織田信長以来の極端な自由放任経済は是正され、商人たちの利益には課税された。税金は国家の福祉政策の原資となった。九州大乱の原因はローマ教皇の陰謀だったが、海王朝の官僚たちは、貧困と格差にあると結論付けたからだ。
この繁栄がいつまで続くのか私は知らない。しかし、平和の下にしか繁栄はない。
上海ラボに戻った私たちに、中国政府からのお咎めは無かった。十字作戦は、私たちと自衛隊、つまりは日本人が勝手にやったことで、中国政府は関知しないというのだ。
これで中国とアメリアの裏取引は安泰というわけだ。中国政府は、碧海作戦を危機から救い、チベット暴動を闇に葬った。私たちは中国政府の掌の上で踊らされていただけなのかも知れない。

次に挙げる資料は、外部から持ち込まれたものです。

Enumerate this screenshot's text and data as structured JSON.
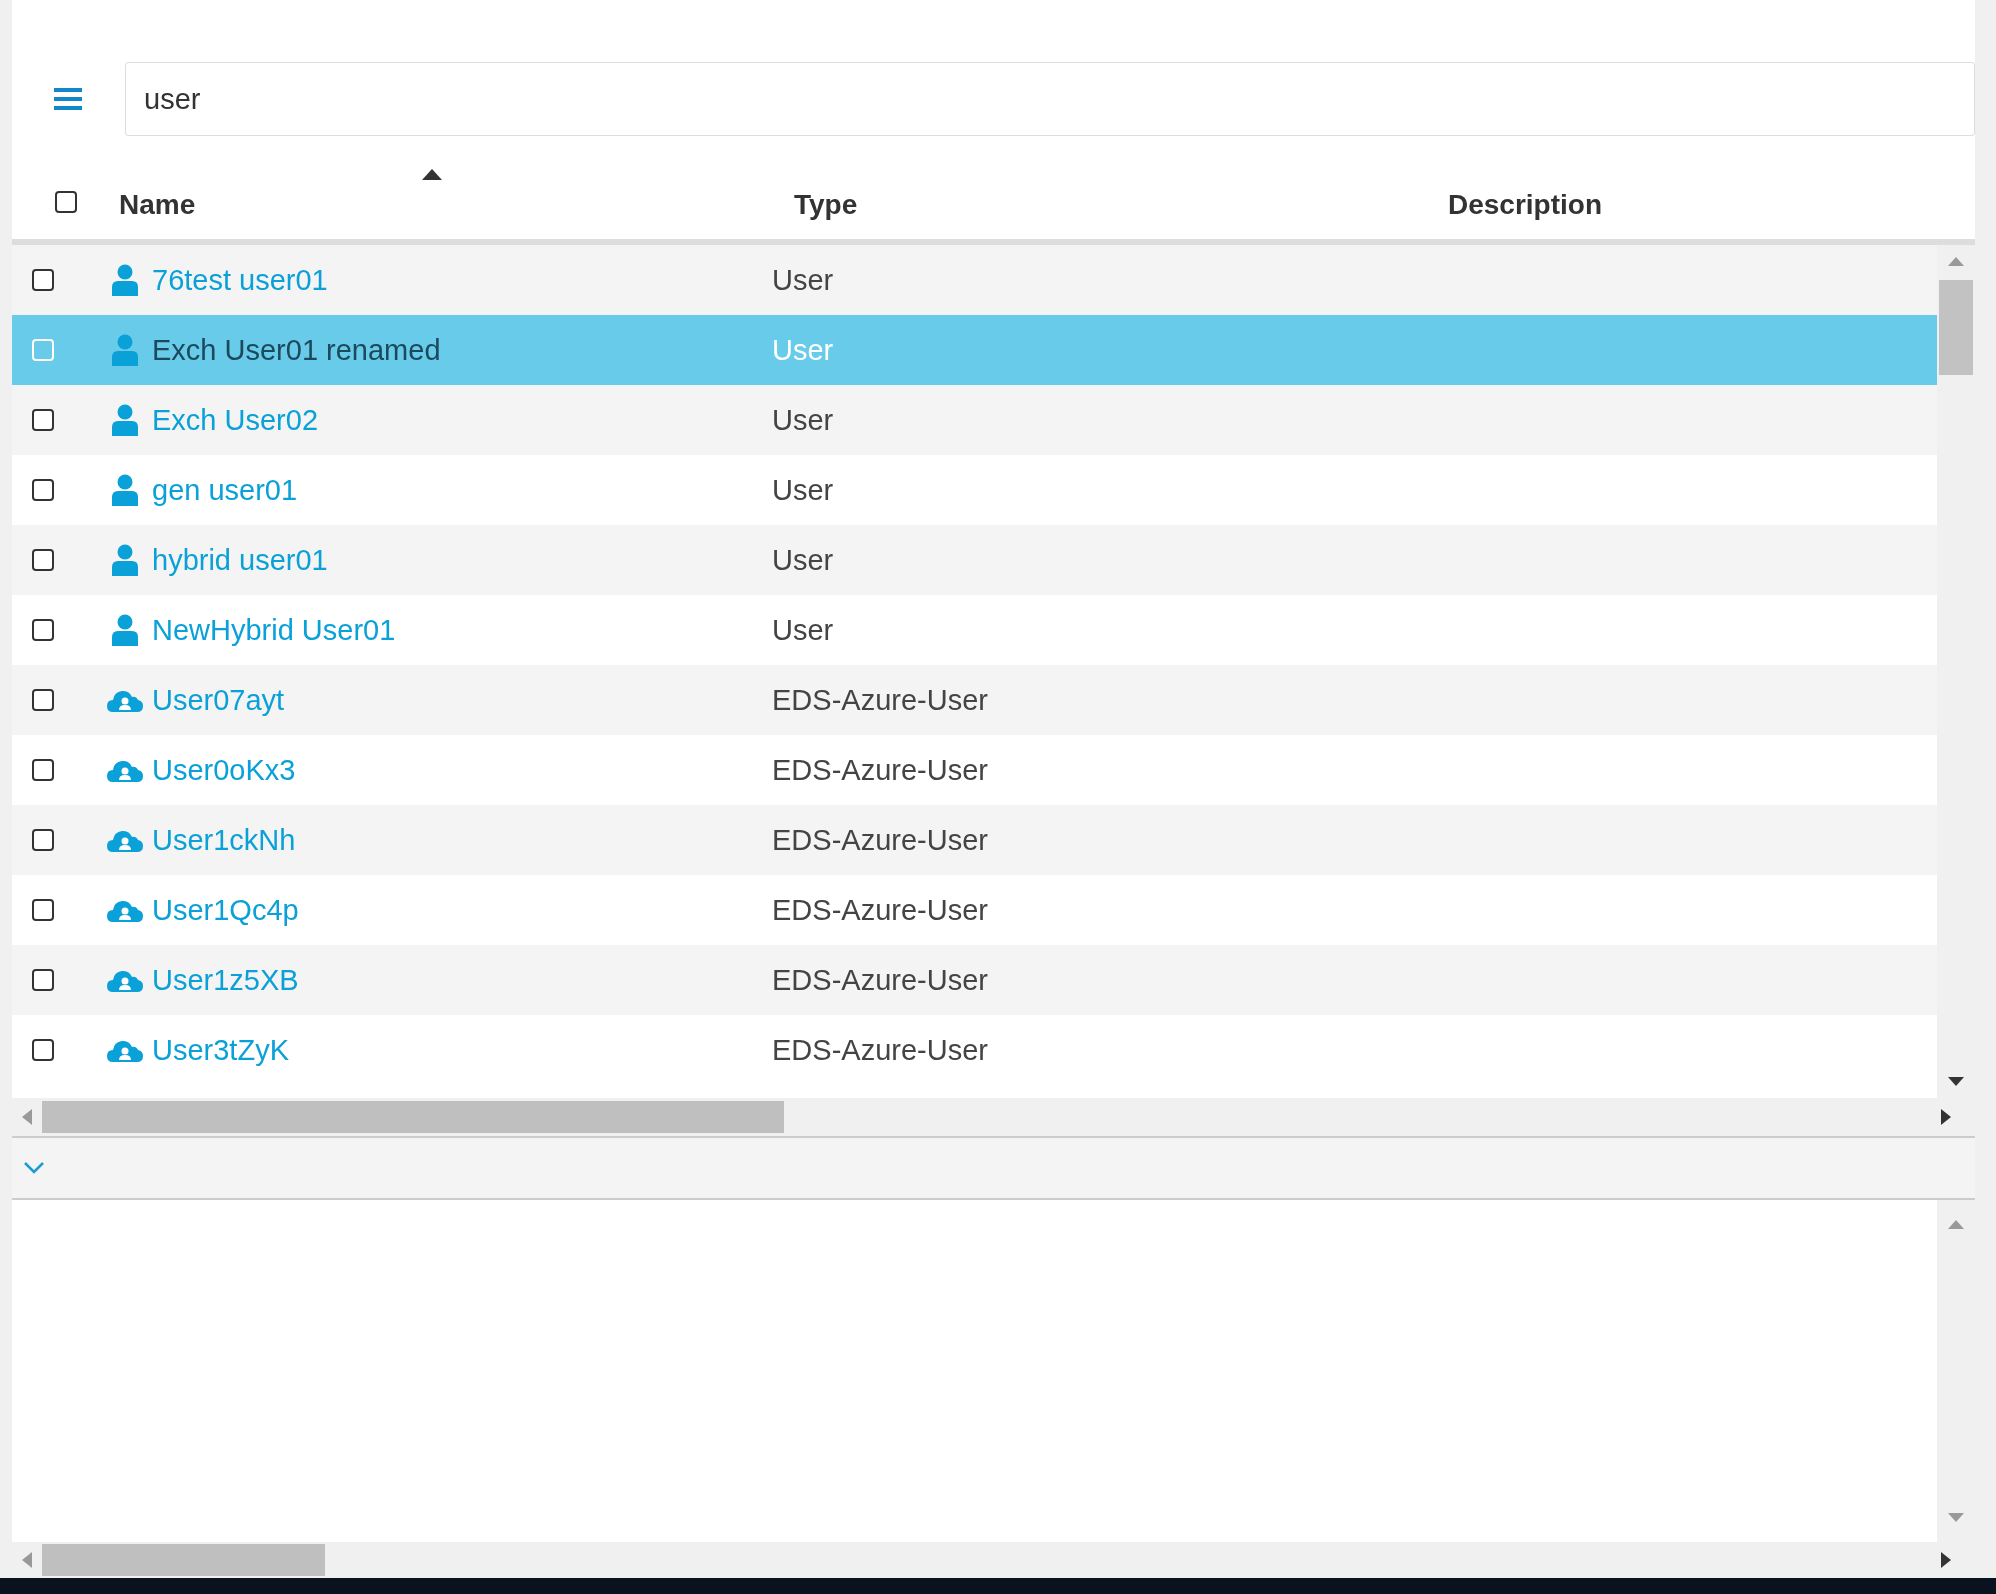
{
  "search": {
    "value": "user"
  },
  "table": {
    "columns": [
      {
        "label": "Name",
        "sorted": true
      },
      {
        "label": "Type",
        "sorted": false
      },
      {
        "label": "Description",
        "sorted": false
      }
    ],
    "select_all_checked": false,
    "rows": [
      {
        "kind": "user",
        "name": "76test user01",
        "type": "User",
        "selected": false,
        "checked": false
      },
      {
        "kind": "user",
        "name": "Exch User01 renamed",
        "type": "User",
        "selected": true,
        "checked": false
      },
      {
        "kind": "user",
        "name": "Exch User02",
        "type": "User",
        "selected": false,
        "checked": false
      },
      {
        "kind": "user",
        "name": "gen user01",
        "type": "User",
        "selected": false,
        "checked": false
      },
      {
        "kind": "user",
        "name": "hybrid user01",
        "type": "User",
        "selected": false,
        "checked": false
      },
      {
        "kind": "user",
        "name": "NewHybrid User01",
        "type": "User",
        "selected": false,
        "checked": false
      },
      {
        "kind": "azure-user",
        "name": "User07ayt",
        "type": "EDS-Azure-User",
        "selected": false,
        "checked": false
      },
      {
        "kind": "azure-user",
        "name": "User0oKx3",
        "type": "EDS-Azure-User",
        "selected": false,
        "checked": false
      },
      {
        "kind": "azure-user",
        "name": "User1ckNh",
        "type": "EDS-Azure-User",
        "selected": false,
        "checked": false
      },
      {
        "kind": "azure-user",
        "name": "User1Qc4p",
        "type": "EDS-Azure-User",
        "selected": false,
        "checked": false
      },
      {
        "kind": "azure-user",
        "name": "User1z5XB",
        "type": "EDS-Azure-User",
        "selected": false,
        "checked": false
      },
      {
        "kind": "azure-user",
        "name": "User3tZyK",
        "type": "EDS-Azure-User",
        "selected": false,
        "checked": false
      }
    ]
  }
}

穿った見方かも知れないが、ひょっとすると私たちも中国政府も、天野女史の掌に転がされていた可能性も否定できない。国連はこの難しい調停を見事に裁いたのだ。これが平和のための捨て石とするならば私は納得してもいい。しかし、暴動の鎮圧で殺されたチベット人にも同じことが言えるだろうか。
私と戸部典子は辞表を出した。もう、終わりでいい。中国政府は辞表をすんなりと受理した。中国にとっても私の役割は既に終わっていたのだ。

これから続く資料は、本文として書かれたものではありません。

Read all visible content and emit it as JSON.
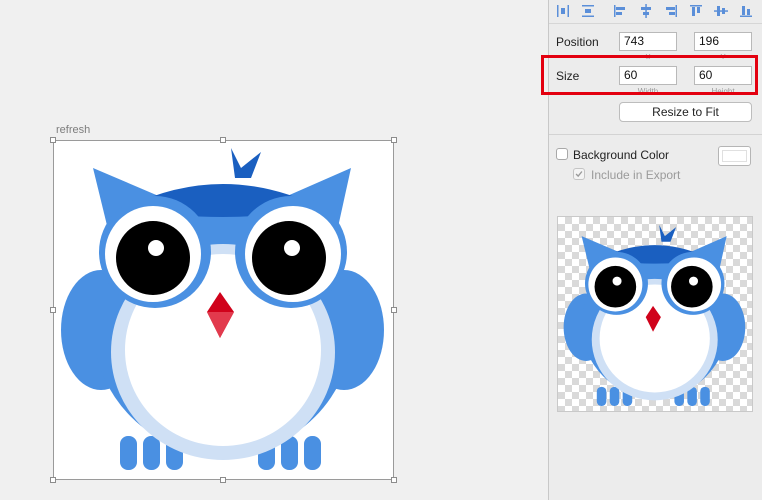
{
  "canvas": {
    "artboard_label": "refresh"
  },
  "inspector": {
    "alignment_icons": [
      "distribute-horizontal-icon",
      "distribute-vertical-icon",
      "align-left-icon",
      "align-center-horizontal-icon",
      "align-right-icon",
      "align-top-icon",
      "align-middle-vertical-icon",
      "align-bottom-icon"
    ],
    "position": {
      "label": "Position",
      "x": "743",
      "y": "196",
      "x_caption": "X",
      "y_caption": "Y"
    },
    "size": {
      "label": "Size",
      "width": "60",
      "height": "60",
      "width_caption": "Width",
      "height_caption": "Height"
    },
    "resize_button": "Resize to Fit",
    "background_color": {
      "label": "Background Color",
      "checked": false,
      "color": "#ffffff"
    },
    "include_in_export": {
      "label": "Include in Export",
      "checked": true,
      "enabled": false
    }
  },
  "colors": {
    "owl_blue": "#4a90e2",
    "owl_dark_blue": "#1a5fc0",
    "belly_ring": "#cfe0f5",
    "beak": "#d0021b",
    "highlight": "#e3000f"
  }
}
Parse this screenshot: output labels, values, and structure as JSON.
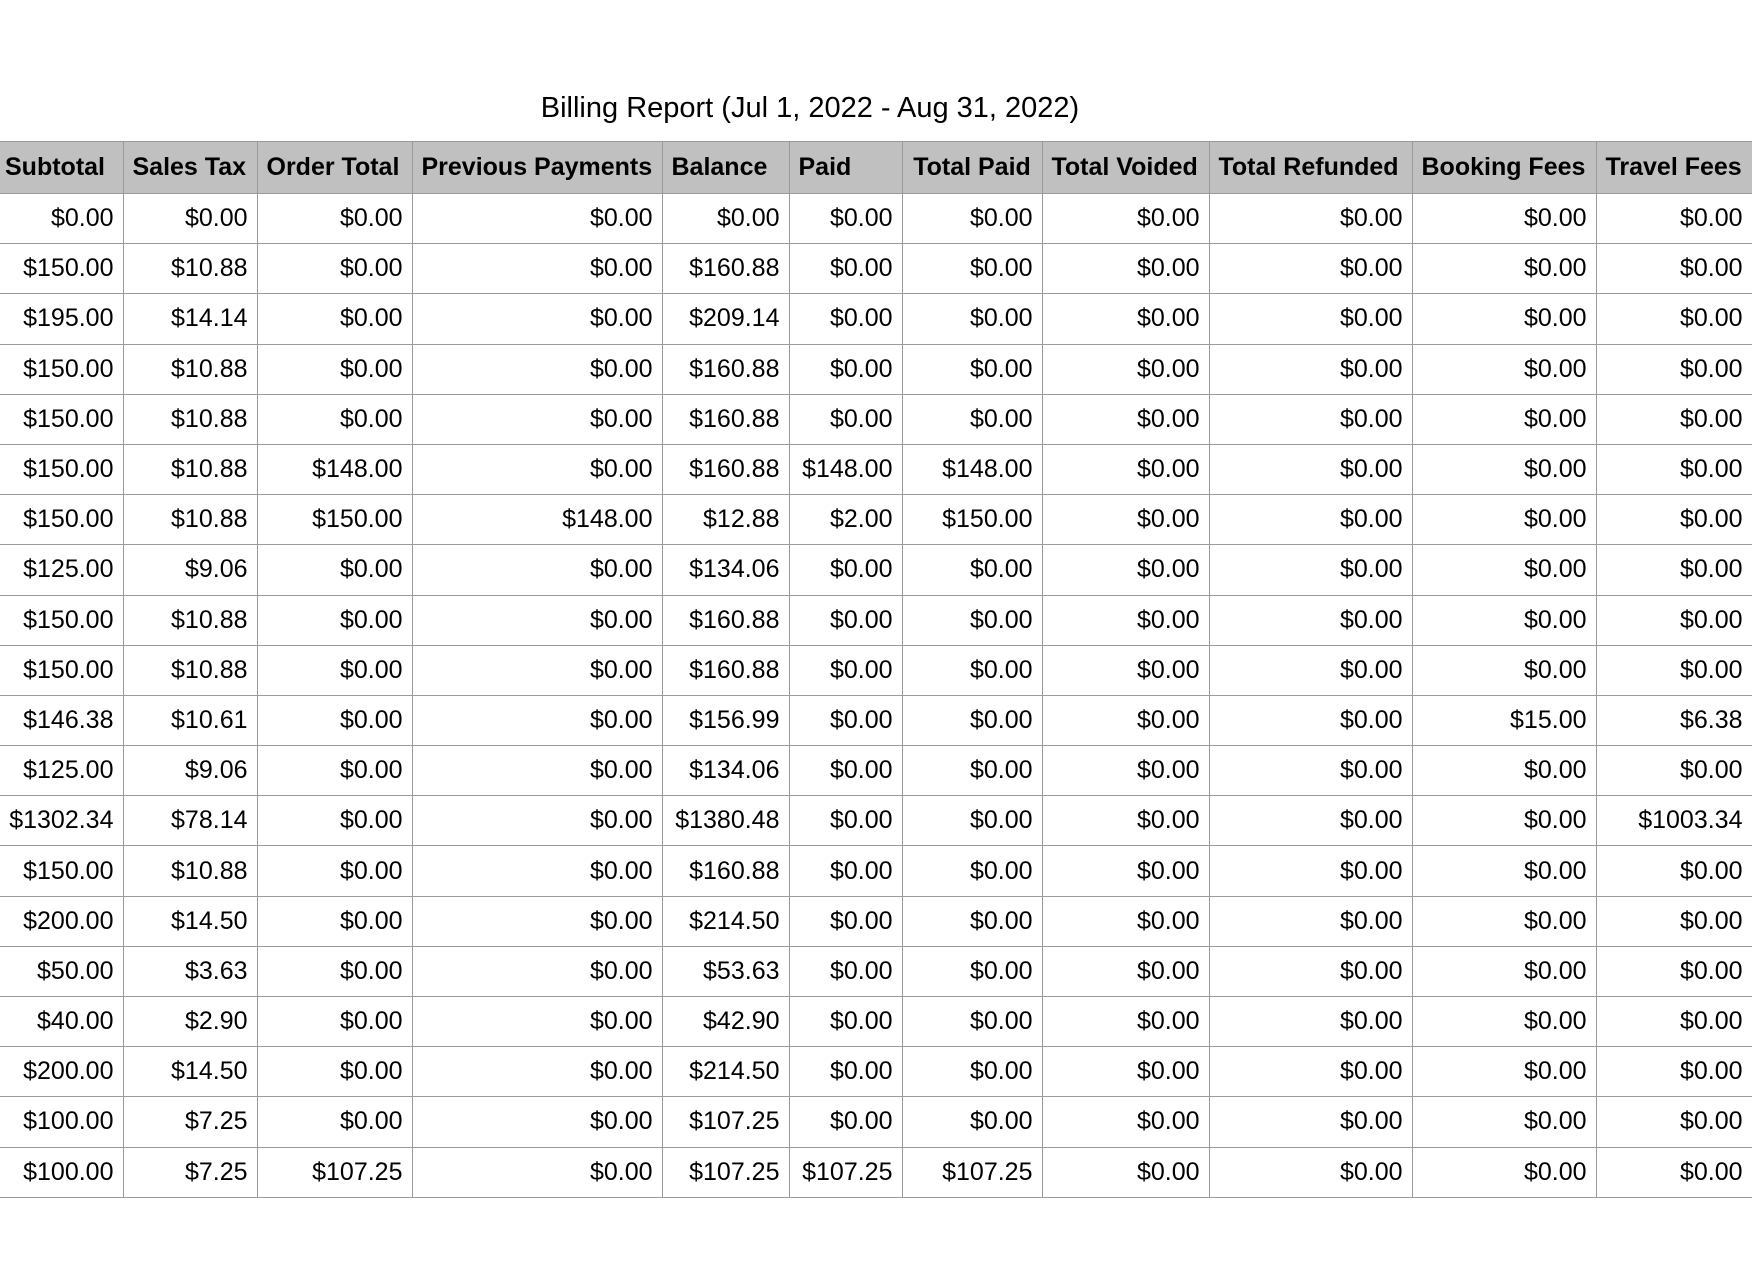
{
  "title": "Billing Report (Jul 1, 2022 - Aug 31, 2022)",
  "columns": [
    "Subtotal",
    "Sales Tax",
    "Order Total",
    "Previous Payments",
    "Balance",
    "Paid",
    "Total Paid",
    "Total Voided",
    "Total Refunded",
    "Booking Fees",
    "Travel Fees"
  ],
  "rows": [
    [
      "$0.00",
      "$0.00",
      "$0.00",
      "$0.00",
      "$0.00",
      "$0.00",
      "$0.00",
      "$0.00",
      "$0.00",
      "$0.00",
      "$0.00"
    ],
    [
      "$150.00",
      "$10.88",
      "$0.00",
      "$0.00",
      "$160.88",
      "$0.00",
      "$0.00",
      "$0.00",
      "$0.00",
      "$0.00",
      "$0.00"
    ],
    [
      "$195.00",
      "$14.14",
      "$0.00",
      "$0.00",
      "$209.14",
      "$0.00",
      "$0.00",
      "$0.00",
      "$0.00",
      "$0.00",
      "$0.00"
    ],
    [
      "$150.00",
      "$10.88",
      "$0.00",
      "$0.00",
      "$160.88",
      "$0.00",
      "$0.00",
      "$0.00",
      "$0.00",
      "$0.00",
      "$0.00"
    ],
    [
      "$150.00",
      "$10.88",
      "$0.00",
      "$0.00",
      "$160.88",
      "$0.00",
      "$0.00",
      "$0.00",
      "$0.00",
      "$0.00",
      "$0.00"
    ],
    [
      "$150.00",
      "$10.88",
      "$148.00",
      "$0.00",
      "$160.88",
      "$148.00",
      "$148.00",
      "$0.00",
      "$0.00",
      "$0.00",
      "$0.00"
    ],
    [
      "$150.00",
      "$10.88",
      "$150.00",
      "$148.00",
      "$12.88",
      "$2.00",
      "$150.00",
      "$0.00",
      "$0.00",
      "$0.00",
      "$0.00"
    ],
    [
      "$125.00",
      "$9.06",
      "$0.00",
      "$0.00",
      "$134.06",
      "$0.00",
      "$0.00",
      "$0.00",
      "$0.00",
      "$0.00",
      "$0.00"
    ],
    [
      "$150.00",
      "$10.88",
      "$0.00",
      "$0.00",
      "$160.88",
      "$0.00",
      "$0.00",
      "$0.00",
      "$0.00",
      "$0.00",
      "$0.00"
    ],
    [
      "$150.00",
      "$10.88",
      "$0.00",
      "$0.00",
      "$160.88",
      "$0.00",
      "$0.00",
      "$0.00",
      "$0.00",
      "$0.00",
      "$0.00"
    ],
    [
      "$146.38",
      "$10.61",
      "$0.00",
      "$0.00",
      "$156.99",
      "$0.00",
      "$0.00",
      "$0.00",
      "$0.00",
      "$15.00",
      "$6.38"
    ],
    [
      "$125.00",
      "$9.06",
      "$0.00",
      "$0.00",
      "$134.06",
      "$0.00",
      "$0.00",
      "$0.00",
      "$0.00",
      "$0.00",
      "$0.00"
    ],
    [
      "$1302.34",
      "$78.14",
      "$0.00",
      "$0.00",
      "$1380.48",
      "$0.00",
      "$0.00",
      "$0.00",
      "$0.00",
      "$0.00",
      "$1003.34"
    ],
    [
      "$150.00",
      "$10.88",
      "$0.00",
      "$0.00",
      "$160.88",
      "$0.00",
      "$0.00",
      "$0.00",
      "$0.00",
      "$0.00",
      "$0.00"
    ],
    [
      "$200.00",
      "$14.50",
      "$0.00",
      "$0.00",
      "$214.50",
      "$0.00",
      "$0.00",
      "$0.00",
      "$0.00",
      "$0.00",
      "$0.00"
    ],
    [
      "$50.00",
      "$3.63",
      "$0.00",
      "$0.00",
      "$53.63",
      "$0.00",
      "$0.00",
      "$0.00",
      "$0.00",
      "$0.00",
      "$0.00"
    ],
    [
      "$40.00",
      "$2.90",
      "$0.00",
      "$0.00",
      "$42.90",
      "$0.00",
      "$0.00",
      "$0.00",
      "$0.00",
      "$0.00",
      "$0.00"
    ],
    [
      "$200.00",
      "$14.50",
      "$0.00",
      "$0.00",
      "$214.50",
      "$0.00",
      "$0.00",
      "$0.00",
      "$0.00",
      "$0.00",
      "$0.00"
    ],
    [
      "$100.00",
      "$7.25",
      "$0.00",
      "$0.00",
      "$107.25",
      "$0.00",
      "$0.00",
      "$0.00",
      "$0.00",
      "$0.00",
      "$0.00"
    ],
    [
      "$100.00",
      "$7.25",
      "$107.25",
      "$0.00",
      "$107.25",
      "$107.25",
      "$107.25",
      "$0.00",
      "$0.00",
      "$0.00",
      "$0.00"
    ]
  ]
}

腹立たしいわけではない。寂しいわけでもない。判然としない何かが残っただけだ。
アメリカ福音派の大立者ビリー・ハートフィールドは十字作戦を強行した自衛隊を「悪魔の軍隊」と呼び、私と戸部典子をサタンの手先と呼んだ。大天使ミカエルに対して失礼な奴である。サタンも元を正せば天使であったのだから、それも納得できないではない。

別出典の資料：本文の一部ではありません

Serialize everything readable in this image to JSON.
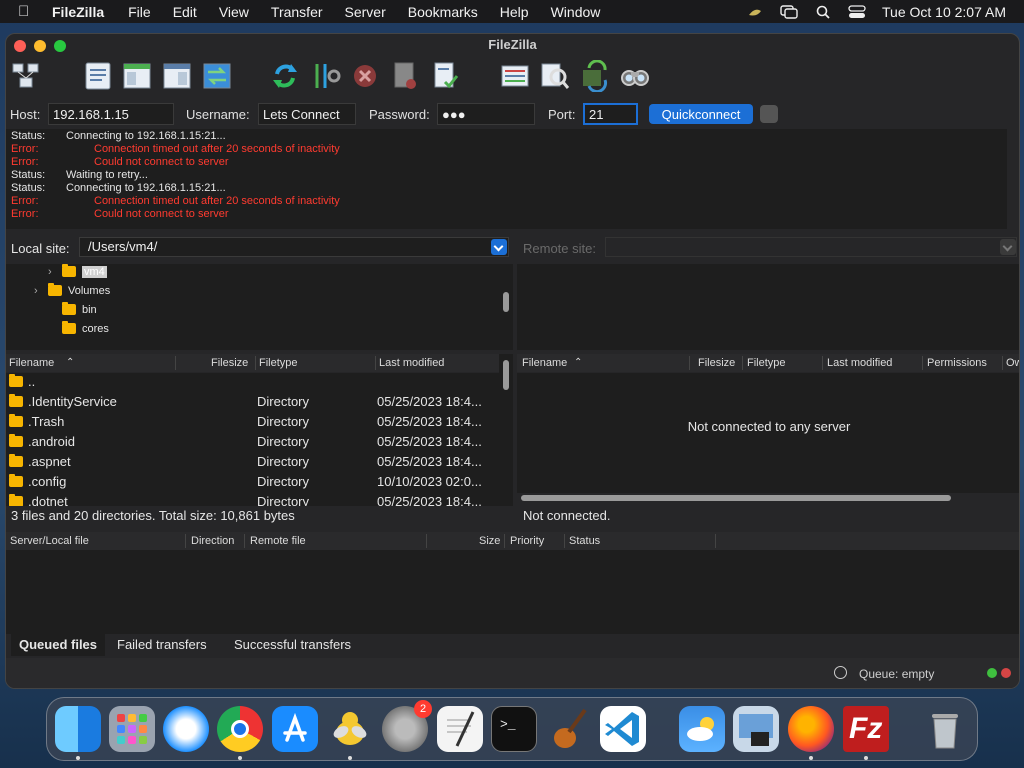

その翌年のLGBTプライドに戸部典子は大天使ミカエルのコスプレで参加し、福音派の人々を激怒させることになる。にまにま顔の大天使がピンクのバスの屋上から手を振っている姿が「LIFE」誌の表紙を飾った。この時のスピーチで戸部典子はローマ教皇の前でやったスピーチを再現した。「今すぐ戦いを止めるなり!」と。そして「ユニバース!」、世界よ! と叫んだ。
ニュー・ヨーク、この世界の中心で「世界」と叫んだ馬鹿者である。しかし、馬鹿者だけが世界を変えうるのだ。私も戸部典子も、そのことを真田信繁という不思議な男から学んだ。
自衛隊の反乱は処分されることになった。自衛官がシビリアン・コントロールを離れ、独自の作戦行動を取ったのだから仕方がない。ところが田中一尉以下、自衛隊ドローン部隊は処分の対象外とされた。処分は佐官以上、やまと艦長の広岡二佐や、潜水艦ホエール艦長の竹部三佐、田中一尉の上官が部下の監督不行き届きで降格となったくらいだ。お気の毒である。
自衛隊ドローン部隊が撮影した十字作戦の映像は、日本国民の心を掴んだ。自衛隊が、決断の遅い中国政府の態度に反抗して、独自に作戦行動を開始し、海王朝の危機を救ったのだ。日本国民はこれに喝采を贈った。
自衛隊がシビリアン・コントロールを離れたことに危機感を持たない日本人にも驚くばかりだ。天野女史が二・二六事件から十字作戦と名付けた警告には、誰も気づかないようだ。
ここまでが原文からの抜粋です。